Drill holes for the rods in the back, measure up 5" from the bottom and middle shelves, then in 5/8". Drill hole slightly larger than the pipe, the hole for ours was 7/8". When drilling, put a scrap board behind the 2x4's in order to prevent the back side from "exploding" when the bit goes through.

Step 8

Sand any remaining uneven surfaces. Stain or paint and poly. We used Rust-Oleum wood stain in weathered gray.

Step 9

Using a hack saw, cut the black iron pipe so when a cap is placed on one end it will go into the opposite hole about 3/4". Test fit the cut, leaving it in the board, measure the remaining length needed (probably about 1 1/2" or so). Cut that length off of the remaining pipe, making sure to keep the threaded part. I did this in order to keep the threads on both sides so the cap will screw on. There is probably a tool that will put threads on the end of the pipe after it is cut but I don't do that much work with this material so this seemed cheaper than buying a tool only to use it once. Put end cap on short piece. Test fit making adjustments as necessary. Put construction adhesive around the end of the cap and down pipe a bit, and on the longer pipe put adhesive on the end once just before putting it into the opposite hole. Repeat for second shelf. Let glue dry.

Step 10

If you cannot find vintage corner brackets and wheels, use new brackets (inexpensive ones from any hardware store) and beat them up a bit with a hammer. We spray painted ours black. We purchased these wheels and gave them the same treatment.

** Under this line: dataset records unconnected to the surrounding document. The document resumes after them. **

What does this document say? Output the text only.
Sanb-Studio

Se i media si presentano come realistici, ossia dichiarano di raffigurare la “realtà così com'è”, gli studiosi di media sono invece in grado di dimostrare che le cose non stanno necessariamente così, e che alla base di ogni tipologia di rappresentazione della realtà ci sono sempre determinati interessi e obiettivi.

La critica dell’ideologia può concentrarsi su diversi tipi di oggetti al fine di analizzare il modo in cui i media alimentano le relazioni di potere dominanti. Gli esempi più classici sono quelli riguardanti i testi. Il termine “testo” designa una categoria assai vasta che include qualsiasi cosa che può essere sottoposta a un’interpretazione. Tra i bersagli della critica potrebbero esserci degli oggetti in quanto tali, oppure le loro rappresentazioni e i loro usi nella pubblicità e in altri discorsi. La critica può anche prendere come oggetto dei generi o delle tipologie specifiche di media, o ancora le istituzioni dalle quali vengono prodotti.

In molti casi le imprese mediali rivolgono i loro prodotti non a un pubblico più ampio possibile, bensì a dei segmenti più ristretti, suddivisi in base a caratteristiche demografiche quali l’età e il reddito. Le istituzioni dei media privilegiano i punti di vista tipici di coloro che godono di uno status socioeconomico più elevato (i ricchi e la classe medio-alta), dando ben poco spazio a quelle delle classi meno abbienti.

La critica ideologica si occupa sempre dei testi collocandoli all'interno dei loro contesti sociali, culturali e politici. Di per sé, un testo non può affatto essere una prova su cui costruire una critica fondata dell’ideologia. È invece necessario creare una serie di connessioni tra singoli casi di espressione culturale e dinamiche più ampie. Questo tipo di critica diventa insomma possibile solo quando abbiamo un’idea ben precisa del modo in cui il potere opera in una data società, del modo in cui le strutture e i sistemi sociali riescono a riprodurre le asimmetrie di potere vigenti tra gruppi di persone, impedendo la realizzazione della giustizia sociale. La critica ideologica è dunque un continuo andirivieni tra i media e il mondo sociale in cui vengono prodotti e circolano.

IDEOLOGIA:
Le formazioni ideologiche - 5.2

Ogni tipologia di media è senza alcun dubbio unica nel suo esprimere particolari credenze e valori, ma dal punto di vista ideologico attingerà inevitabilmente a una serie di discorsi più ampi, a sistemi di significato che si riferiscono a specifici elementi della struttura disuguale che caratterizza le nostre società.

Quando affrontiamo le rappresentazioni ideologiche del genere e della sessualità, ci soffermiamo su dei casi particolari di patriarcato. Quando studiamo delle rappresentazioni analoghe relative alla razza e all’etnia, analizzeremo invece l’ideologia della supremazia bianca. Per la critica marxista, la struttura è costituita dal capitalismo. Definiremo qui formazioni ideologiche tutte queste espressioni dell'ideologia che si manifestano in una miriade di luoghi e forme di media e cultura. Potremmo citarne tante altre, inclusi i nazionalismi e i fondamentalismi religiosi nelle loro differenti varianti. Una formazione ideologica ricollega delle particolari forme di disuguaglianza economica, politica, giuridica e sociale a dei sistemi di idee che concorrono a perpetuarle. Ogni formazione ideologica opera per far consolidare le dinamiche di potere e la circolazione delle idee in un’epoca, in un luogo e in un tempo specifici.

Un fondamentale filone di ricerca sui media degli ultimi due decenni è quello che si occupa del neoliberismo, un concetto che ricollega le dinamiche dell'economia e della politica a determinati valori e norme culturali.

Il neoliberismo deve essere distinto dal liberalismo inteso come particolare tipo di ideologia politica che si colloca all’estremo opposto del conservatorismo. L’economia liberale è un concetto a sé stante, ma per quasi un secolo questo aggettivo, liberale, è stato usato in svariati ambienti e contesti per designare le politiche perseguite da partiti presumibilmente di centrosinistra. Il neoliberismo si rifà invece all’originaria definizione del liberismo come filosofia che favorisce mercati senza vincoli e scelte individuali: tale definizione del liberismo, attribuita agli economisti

Attach the corner brackets with nails or tacks to the top front corners. We used upholstery tacks. Note: You will have to spray paint nail or tack heads to match brackets.

Step 11

Attach wheels to bottom of the cart, I placed mine on the outside, with the end of the wheel on the end of the shelf.

Finishing Instructions
Preparation Instructions
Fill all holes with wood filler and let dry. Apply additional coats of wood filler as needed. When wood filler is completely dry, sand the project in the direction of the wood grain with 120 grit sandpaper. Vacuum sanded project to remove sanding residue. Remove all sanding residue on work surfaces as well. Wipe project clean with damp cloth.

It is always recommended to apply a test coat on a hidden area or scrap piece to ensure color evenness and adhesion. Use primer or wood conditioner as needed.